美国国家公共电台 NPR Marvel Comics Meet Reality On The Not-So-Mean Streets Of Hell's Kitchen(在线收听

 

KELLY MCEVERS, HOST:

Hell's Kitchen has for a long time been pop culture shorthand for gritty New York City.

(SOUNDBITE OF TV SHOW, "JESSICA JONES")

KRYSTEN RITTER: (As Jessica Jones) Do you know any drug dealers?

MIKE COLTER: (As Luke Cage) I own a bar in Hell's Kitchen. What you think?

MCEVERS: Hell's Kitchen is the backdrop for four popular Netflix series based on Marvel Comics heroes. Those characters - Daredevil, Luke Cage, Jessica Jones and Iron Fist - now team up in "The Defenders." It premieres on Netflix today. NPR's Neda Ulaby hit the streets of New York to see how much the fictionalized Hell's Kitchen reflects the real one.

NEDA ULABY, BYLINE: I went to Hell's Kitchen with Fred Van Lente, a comic book writer and historian who's lived in New York City for decades. Hell's Kitchen, he says, was once an infamous den of crime. In the 19th century, the story goes, a couple of cops were policing a riot near 10th Avenue. One said, this place is hell.

FRED VAN LENTE: And the other cop, said, no, no, hell is a much milder climate. This is hotter. This is hell's kitchen. And so that's where the name comes from.

ULABY: The scrappy Hell's Kitchen mythologized in the Marvel Universe is filled with bruisers and brawlers who crash in its flophouses and drink in its working-class bars. And it's got the kind of cheap, crummy offices where a superhero might moonlight as a detective or a crusading lawyer.

(SOUNDBITE OF TV SHOW, "DAREDEVIL")

DEBORAH ANN WOLL: (As Karen Page) Here you are, a survivor of Hell's Kitchen, the hottest place anyone's ever known, a place where cowards don't last long.
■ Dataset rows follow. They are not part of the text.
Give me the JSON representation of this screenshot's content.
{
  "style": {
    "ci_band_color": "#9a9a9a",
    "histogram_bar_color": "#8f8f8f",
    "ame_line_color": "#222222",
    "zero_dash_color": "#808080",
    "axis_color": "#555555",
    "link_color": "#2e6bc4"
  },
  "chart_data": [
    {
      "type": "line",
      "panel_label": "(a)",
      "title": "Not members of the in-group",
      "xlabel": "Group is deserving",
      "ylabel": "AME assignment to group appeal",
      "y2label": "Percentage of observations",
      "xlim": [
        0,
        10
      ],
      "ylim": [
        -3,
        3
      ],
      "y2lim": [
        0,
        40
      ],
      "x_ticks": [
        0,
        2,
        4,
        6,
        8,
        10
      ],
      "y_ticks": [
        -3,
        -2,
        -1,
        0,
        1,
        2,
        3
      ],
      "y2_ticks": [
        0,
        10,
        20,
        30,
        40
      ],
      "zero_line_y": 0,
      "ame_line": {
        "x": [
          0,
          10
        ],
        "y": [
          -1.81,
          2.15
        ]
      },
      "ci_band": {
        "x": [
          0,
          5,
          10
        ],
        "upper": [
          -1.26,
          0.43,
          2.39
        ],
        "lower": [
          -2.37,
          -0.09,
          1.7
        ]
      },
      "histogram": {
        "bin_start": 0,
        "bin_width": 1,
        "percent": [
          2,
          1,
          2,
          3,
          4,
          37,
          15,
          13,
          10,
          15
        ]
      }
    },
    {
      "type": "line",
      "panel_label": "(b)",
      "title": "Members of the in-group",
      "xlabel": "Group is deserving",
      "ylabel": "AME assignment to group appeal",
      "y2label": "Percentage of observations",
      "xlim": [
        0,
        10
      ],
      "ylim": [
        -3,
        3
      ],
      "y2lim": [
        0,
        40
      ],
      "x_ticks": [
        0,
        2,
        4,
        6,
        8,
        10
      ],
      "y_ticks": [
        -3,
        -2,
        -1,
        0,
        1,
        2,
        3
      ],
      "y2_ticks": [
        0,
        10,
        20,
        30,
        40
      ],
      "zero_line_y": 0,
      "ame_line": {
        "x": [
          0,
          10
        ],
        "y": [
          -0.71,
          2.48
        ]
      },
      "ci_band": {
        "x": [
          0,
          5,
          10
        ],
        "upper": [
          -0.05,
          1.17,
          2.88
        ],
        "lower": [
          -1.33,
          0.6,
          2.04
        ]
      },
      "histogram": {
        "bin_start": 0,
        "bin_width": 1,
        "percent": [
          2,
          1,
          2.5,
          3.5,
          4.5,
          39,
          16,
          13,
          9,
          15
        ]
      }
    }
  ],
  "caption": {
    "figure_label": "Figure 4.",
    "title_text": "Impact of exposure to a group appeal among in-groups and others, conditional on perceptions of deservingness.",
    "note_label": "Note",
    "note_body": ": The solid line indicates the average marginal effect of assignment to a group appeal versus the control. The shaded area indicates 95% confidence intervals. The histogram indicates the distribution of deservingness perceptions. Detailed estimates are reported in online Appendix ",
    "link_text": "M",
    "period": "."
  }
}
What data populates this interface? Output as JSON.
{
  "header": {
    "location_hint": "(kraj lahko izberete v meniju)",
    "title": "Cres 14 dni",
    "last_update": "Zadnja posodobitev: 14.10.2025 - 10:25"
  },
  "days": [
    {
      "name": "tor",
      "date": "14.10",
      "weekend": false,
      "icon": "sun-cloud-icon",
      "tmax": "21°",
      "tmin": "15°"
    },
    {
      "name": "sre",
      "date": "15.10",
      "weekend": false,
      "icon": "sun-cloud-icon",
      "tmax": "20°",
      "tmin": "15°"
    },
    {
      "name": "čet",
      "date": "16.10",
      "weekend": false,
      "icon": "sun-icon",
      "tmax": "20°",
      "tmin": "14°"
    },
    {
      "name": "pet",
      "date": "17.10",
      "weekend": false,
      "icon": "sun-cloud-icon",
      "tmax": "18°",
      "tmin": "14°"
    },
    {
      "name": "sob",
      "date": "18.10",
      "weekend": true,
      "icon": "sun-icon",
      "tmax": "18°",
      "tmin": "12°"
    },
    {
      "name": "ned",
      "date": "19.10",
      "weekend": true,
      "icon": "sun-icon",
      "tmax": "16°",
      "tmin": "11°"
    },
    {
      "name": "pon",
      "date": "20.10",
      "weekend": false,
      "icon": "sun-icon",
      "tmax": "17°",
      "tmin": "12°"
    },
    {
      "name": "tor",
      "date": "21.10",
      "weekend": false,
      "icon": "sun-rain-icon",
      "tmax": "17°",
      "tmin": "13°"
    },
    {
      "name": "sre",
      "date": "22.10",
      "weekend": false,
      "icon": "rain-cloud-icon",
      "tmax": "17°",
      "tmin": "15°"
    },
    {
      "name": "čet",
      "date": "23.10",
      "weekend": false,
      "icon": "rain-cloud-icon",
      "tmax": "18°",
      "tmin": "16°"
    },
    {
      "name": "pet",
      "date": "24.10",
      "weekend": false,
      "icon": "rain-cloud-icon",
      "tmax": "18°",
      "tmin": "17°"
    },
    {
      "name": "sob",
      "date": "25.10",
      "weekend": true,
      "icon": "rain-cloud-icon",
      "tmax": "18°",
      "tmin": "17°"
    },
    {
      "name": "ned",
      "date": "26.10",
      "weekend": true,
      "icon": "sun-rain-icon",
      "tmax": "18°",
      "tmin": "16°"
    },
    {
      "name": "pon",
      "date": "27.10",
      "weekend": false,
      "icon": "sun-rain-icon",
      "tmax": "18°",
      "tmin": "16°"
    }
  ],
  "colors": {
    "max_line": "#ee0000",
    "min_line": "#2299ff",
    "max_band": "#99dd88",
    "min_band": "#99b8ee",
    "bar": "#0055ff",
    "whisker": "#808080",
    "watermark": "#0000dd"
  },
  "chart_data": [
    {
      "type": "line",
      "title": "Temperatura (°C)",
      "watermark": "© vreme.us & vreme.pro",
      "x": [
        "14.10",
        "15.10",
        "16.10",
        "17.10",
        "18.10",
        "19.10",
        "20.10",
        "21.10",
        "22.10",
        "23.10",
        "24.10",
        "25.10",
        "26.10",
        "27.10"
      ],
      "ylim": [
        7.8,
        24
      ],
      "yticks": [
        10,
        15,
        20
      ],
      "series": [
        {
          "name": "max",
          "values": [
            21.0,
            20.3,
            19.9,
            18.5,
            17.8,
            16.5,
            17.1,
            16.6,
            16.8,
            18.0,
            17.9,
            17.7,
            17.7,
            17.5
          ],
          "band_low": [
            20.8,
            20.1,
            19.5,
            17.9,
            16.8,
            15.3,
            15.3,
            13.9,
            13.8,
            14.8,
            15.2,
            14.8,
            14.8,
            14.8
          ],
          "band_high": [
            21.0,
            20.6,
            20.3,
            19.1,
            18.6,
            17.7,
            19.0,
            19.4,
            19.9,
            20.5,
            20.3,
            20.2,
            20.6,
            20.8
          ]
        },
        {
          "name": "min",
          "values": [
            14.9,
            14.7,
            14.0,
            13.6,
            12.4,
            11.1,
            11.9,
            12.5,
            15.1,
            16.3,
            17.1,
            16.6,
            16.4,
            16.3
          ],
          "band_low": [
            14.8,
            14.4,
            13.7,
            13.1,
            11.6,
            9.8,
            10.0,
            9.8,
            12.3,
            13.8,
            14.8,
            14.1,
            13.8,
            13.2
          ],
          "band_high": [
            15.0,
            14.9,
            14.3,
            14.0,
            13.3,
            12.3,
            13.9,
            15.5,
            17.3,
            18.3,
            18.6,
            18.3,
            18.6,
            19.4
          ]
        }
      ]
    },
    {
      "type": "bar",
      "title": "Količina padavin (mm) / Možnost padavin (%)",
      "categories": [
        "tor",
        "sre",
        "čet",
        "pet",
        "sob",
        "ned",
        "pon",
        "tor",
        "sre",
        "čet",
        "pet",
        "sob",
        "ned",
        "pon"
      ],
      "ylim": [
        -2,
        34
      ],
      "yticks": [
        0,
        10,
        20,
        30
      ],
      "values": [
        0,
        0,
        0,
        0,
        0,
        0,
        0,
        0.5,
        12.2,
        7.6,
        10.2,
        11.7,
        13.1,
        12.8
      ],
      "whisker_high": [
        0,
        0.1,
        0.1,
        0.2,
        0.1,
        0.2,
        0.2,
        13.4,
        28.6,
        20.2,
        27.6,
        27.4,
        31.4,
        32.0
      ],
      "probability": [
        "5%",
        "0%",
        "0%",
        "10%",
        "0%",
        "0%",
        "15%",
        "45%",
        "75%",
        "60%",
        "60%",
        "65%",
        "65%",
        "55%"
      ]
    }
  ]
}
So you must be a hero.

VAN LENTE: This stretch of Ninth is some of the best eating in Manhattan.

ULABY: Welcome to the real Hell's Kitchen today. Fred Van Lente points out a fabulous post-modern structure that exceeds anything you'd see in Architectural Digest.

VAN LENTE: It looks like someone put an apartment building inside a large plastic tube.

ULABY: The kind of building between 34th to 59th Street where a studio apartment could sell for close to a million dollars.

VAN LENTE: (Laughter) This is really, really different than what you would've seen here, like, a hundred years ago. This is really different than what you would've seen here in the '80s.

ULABY: That's when the editor-in-chief of Marvel Comics moved to New York City in the '80s. Axel Alonso met me on West 54th Street.

Why is Hell's Kitchen so important for Marvel?

AXEL ALONSO: In Marvel comic books, Hell's Kitchen sort of functioned as Mean Street Central, the underbelly of society, the place where there are predators and prey.

ULABY: Yeah, but the predators today seem a lot more like the people charging you 50 bucks for a blowout or 20 for an omelet at brunch.

ALONSO: We're fudging the truth with Hell's Kitchen right now. You know, as you and I walk the streets, we see the development, the cafes.

ULABY: The New York of an earlier time informed so many iconic comics. Alonso says fans would revolt if you moved characters deeply associated with New York to any place authentically grittier like Detroit. And Alonso says the Harlem of Marvel's "Luke Cage" has been updated, much more so than Hell's Kitchen. And the Marvel Universe is making a point of weaving in stories about gentrification.

(SOUNDBITE OF TV SHOW, "DAREDEVIL")

TONYA GLANZ: (As Susan Harris) Hell's Kitchen's on the rebound, Mr. Nelson. And in 18 months, you won't be able to rent a broom closet at this price point.

ULABY: In the Netflix show "Daredevil," an evil real estate mogul kills tenement activists who will not move out of their rent-controlled apartments. He's motivated only by greed.

(SOUNDBITE OF TV SHOW, "DAREDEVIL")

VINCENT D'ONOFRIO: (As Wilson Fisk) The city and its future - seeing Hell's Kitchen to its fullest potential is very important to me.

ULABY: It's smart for Marvel or any other media company balancing between nostalgia for a rough-edge New York of decades past and the playground for the 1 percent that much of Manhattan is today, says comics writer Fred Van Lente. That said, you have to make Hell's Kitchen something it's not in order for it to work.

VAN LENTE: Superheroes defending Hell's Kitchen as it is now, filled with rich people - that's not a good look for superheroes, you know? Well, no, I only save the rich people. It's not - you know, you're not going to get a lot of good PR out of that.

ULABY: There was a time when TV shows like "Friends" painted a picture of a New York City that was aspirational yet affordable. Funny in a New York that's remarkably safe today but that few can easily afford how pop culture is manufacturing the menace. Neda Ulaby, NPR News.